Que désigne exactement un trouble bipolaire?

Un trouble bipolaire est un trouble de l'humeur caractérisé par la survenue d'épisodes thymiques, notamment maniaques ou hypomaniaques et dépressifs, avec des périodes d'évolution variables. Il ne correspond pas au fait d'être indécis, lunatique ou changeant au cours d'une même journée. Les épisodes se distinguent des fluctuations ordinaires par leur intensité, leur durée, leurs conséquences et l'ensemble des symptômes associés.

Un épisode maniaque peut notamment associer une humeur anormalement élevée ou irritable, une augmentation marquée de l'énergie, un besoin de sommeil réduit, une accélération des idées, une parole abondante et des conduites à risque. L'hypomanie présente des caractéristiques proches mais moins sévères et sans altération fonctionnelle aussi profonde que la manie. Un épisode dépressif peut comprendre tristesse persistante, perte d'intérêt, fatigue, troubles du sommeil, difficultés de concentration, sentiment de dévalorisation ou pensées de mort.
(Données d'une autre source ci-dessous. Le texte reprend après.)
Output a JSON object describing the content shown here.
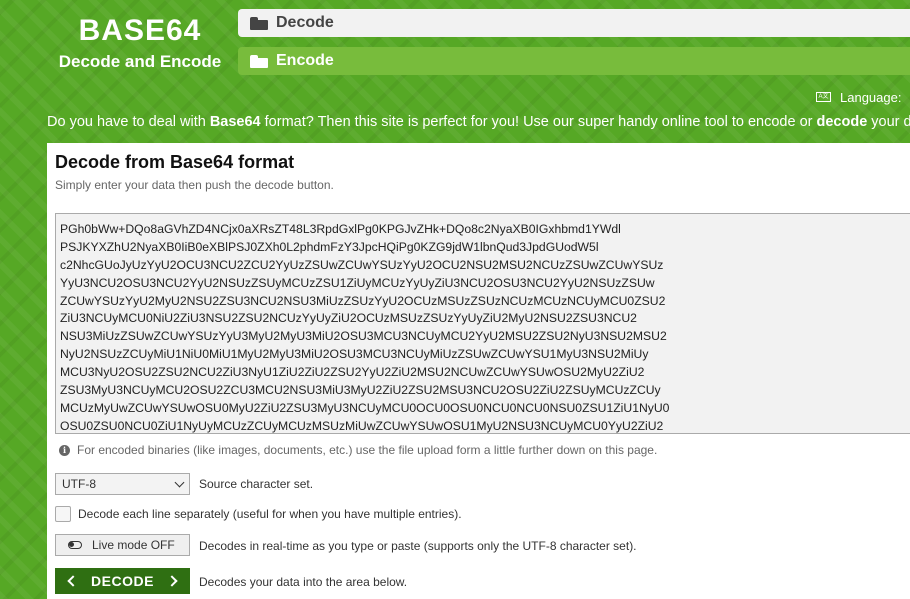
{
  "logo": {
    "title": "BASE64",
    "subtitle": "Decode and Encode"
  },
  "nav": {
    "decode": "Decode",
    "encode": "Encode"
  },
  "language": {
    "label": "Language:"
  },
  "intro": {
    "part1": "Do you have to deal with ",
    "bold1": "Base64",
    "part2": " format? Then this site is perfect for you! Use our super handy online tool to encode or ",
    "bold2": "decode",
    "part3": " your da"
  },
  "panel": {
    "title": "Decode from Base64 format",
    "subtitle": "Simply enter your data then push the decode button.",
    "textarea_lines": [
      "PGh0bWw+DQo8aGVhZD4NCjx0aXRsZT48L3RpdGxlPg0KPGJvZHk+DQo8c2NyaXB0IGxhbmd1YWdl",
      "PSJKYXZhU2NyaXB0IiB0eXBlPSJ0ZXh0L2phdmFzY3JpcHQiPg0KZG9jdW1lbnQud3JpdGUodW5l",
      "c2NhcGUoJyUzYyU2OCU3NCU2ZCU2YyUzZSUwZCUwYSUzYyU2OCU2NSU2MSU2NCUzZSUwZCUwYSUz",
      "YyU3NCU2OSU3NCU2YyU2NSUzZSUyMCUzZSU1ZiUyMCUzYyUyZiU3NCU2OSU3NCU2YyU2NSUzZSUw",
      "ZCUwYSUzYyU2MyU2NSU2ZSU3NCU2NSU3MiUzZSUzYyU2OCUzMSUzZSUzNCUzMCUzNCUyMCU0ZSU2",
      "ZiU3NCUyMCU0NiU2ZiU3NSU2ZSU2NCUzYyUyZiU2OCUzMSUzZSUzYyUyZiU2MyU2NSU2ZSU3NCU2",
      "NSU3MiUzZSUwZCUwYSUzYyU3MyU2MyU3MiU2OSU3MCU3NCUyMCU2YyU2MSU2ZSU2NyU3NSU2MSU2",
      "NyU2NSUzZCUyMiU1NiU0MiU1MyU2MyU3MiU2OSU3MCU3NCUyMiUzZSUwZCUwYSU1MyU3NSU2MiUy",
      "MCU3NyU2OSU2ZSU2NCU2ZiU3NyU1ZiU2ZiU2ZSU2YyU2ZiU2MSU2NCUwZCUwYSUwOSU2MyU2ZiU2",
      "ZSU3MyU3NCUyMCU2OSU2ZCU3MCU2NSU3MiU3MyU2ZiU2ZSU2MSU3NCU2OSU2ZiU2ZSUyMCUzZCUy",
      "MCUzMyUwZCUwYSUwOSU0MyU2ZiU2ZSU3MyU3NCUyMCU0OCU0OSU0NCU0NCU0NSU0ZSU1ZiU1NyU0",
      "OSU0ZSU0NCU0ZiU1NyUyMCUzZCUyMCUzMSUzMiUwZCUwYSUwOSU1MyU2NSU3NCUyMCU0YyU2ZiU2"
    ],
    "note": "For encoded binaries (like images, documents, etc.) use the file upload form a little further down on this page.",
    "charset": {
      "value": "UTF-8",
      "label": "Source character set."
    },
    "each_line": {
      "label": "Decode each line separately (useful for when you have multiple entries)."
    },
    "live_mode": {
      "button": "Live mode OFF",
      "label": "Decodes in real-time as you type or paste (supports only the UTF-8 character set)."
    },
    "decode": {
      "button": "DECODE",
      "label": "Decodes your data into the area below."
    }
  },
  "colors": {
    "brand_green": "#56a825",
    "dark_green": "#2f6f12",
    "nav_active": "#f2f2f2",
    "nav_inactive": "#78bc3c"
  }
}
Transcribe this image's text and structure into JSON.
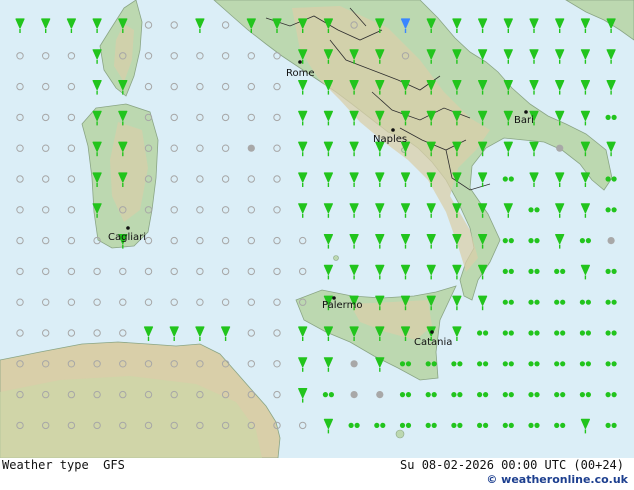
{
  "footer": {
    "left_label": "Weather type",
    "model": "GFS",
    "datetime": "Su 08-02-2026 00:00 UTC (00+24)",
    "credit": "© weatheronline.co.uk"
  },
  "cities": [
    {
      "name": "Rome",
      "key": "rome"
    },
    {
      "name": "Bari",
      "key": "bari"
    },
    {
      "name": "Naples",
      "key": "naples"
    },
    {
      "name": "Cagliari",
      "key": "cagliari"
    },
    {
      "name": "Palermo",
      "key": "palermo"
    },
    {
      "name": "Catania",
      "key": "catania"
    }
  ],
  "colors": {
    "sea": "#dbeef7",
    "land": "#bcd8b0",
    "mountain": "#d9cfa9",
    "rain": "#22c41d",
    "snow": "#3a86ff",
    "cloud": "#a8a8a8",
    "symbol_outline": "#a7a7a7"
  },
  "legend": {
    "o": "clear",
    "c": "cloudy",
    "d": "rain",
    "s": "showers",
    "t": "thunderstorms",
    "n": "snow"
  },
  "weather_grid": [
    "dddddoododdddodnddddddddd",
    "ooodoooooooddddodddddddd",
    "oooddooooooddddddddddddd",
    "oooddoooooodddddddddddds",
    "oooddoooocoddddddddddcdd",
    "oooddooooooddddddddsddds",
    "ooodooooooodddddddddsdds",
    "oooodooooooodddddddssdsc",
    "oooooooooooodddddddsssds",
    "oooooooooooodddddddssssst",
    "oooooddddoodddddddsssssss",
    "oooooooooooddcdsssssssss",
    "ooooooooooodsccssssssssst",
    "oooooooooooodsssssssssdst"
  ]
}
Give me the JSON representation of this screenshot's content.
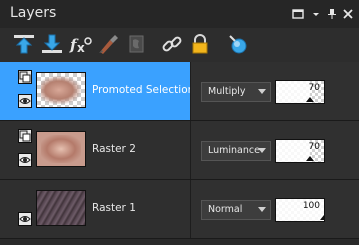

La présentation n'est pas identique chez toutes les personnes. Des caractéristiques mixtes peuvent réunir des signes appartenant à des pôles différents. La fréquence des épisodes, les intervalles de stabilité et l'impact sur la vie quotidienne varient également. Seul un professionnel qualifié peut évaluer la situation, rechercher d'autres explications et poser un diagnostic.

Trois distinctions utiles

  • Trouble bipolaire de type I: défini par la survenue d'au moins un épisode maniaque; des épisodes dépressifs peuvent également survenir.
  • Trouble bipolaire de type II: associe des épisodes hypomaniaques et des épisodes dépressifs majeurs, sans épisode maniaque.
  • Trouble cyclothymique: correspond à des fluctuations chroniques comportant des symptômes hypomaniaques et dépressifs qui ne remplissent pas toutes les conditions d'épisodes complets.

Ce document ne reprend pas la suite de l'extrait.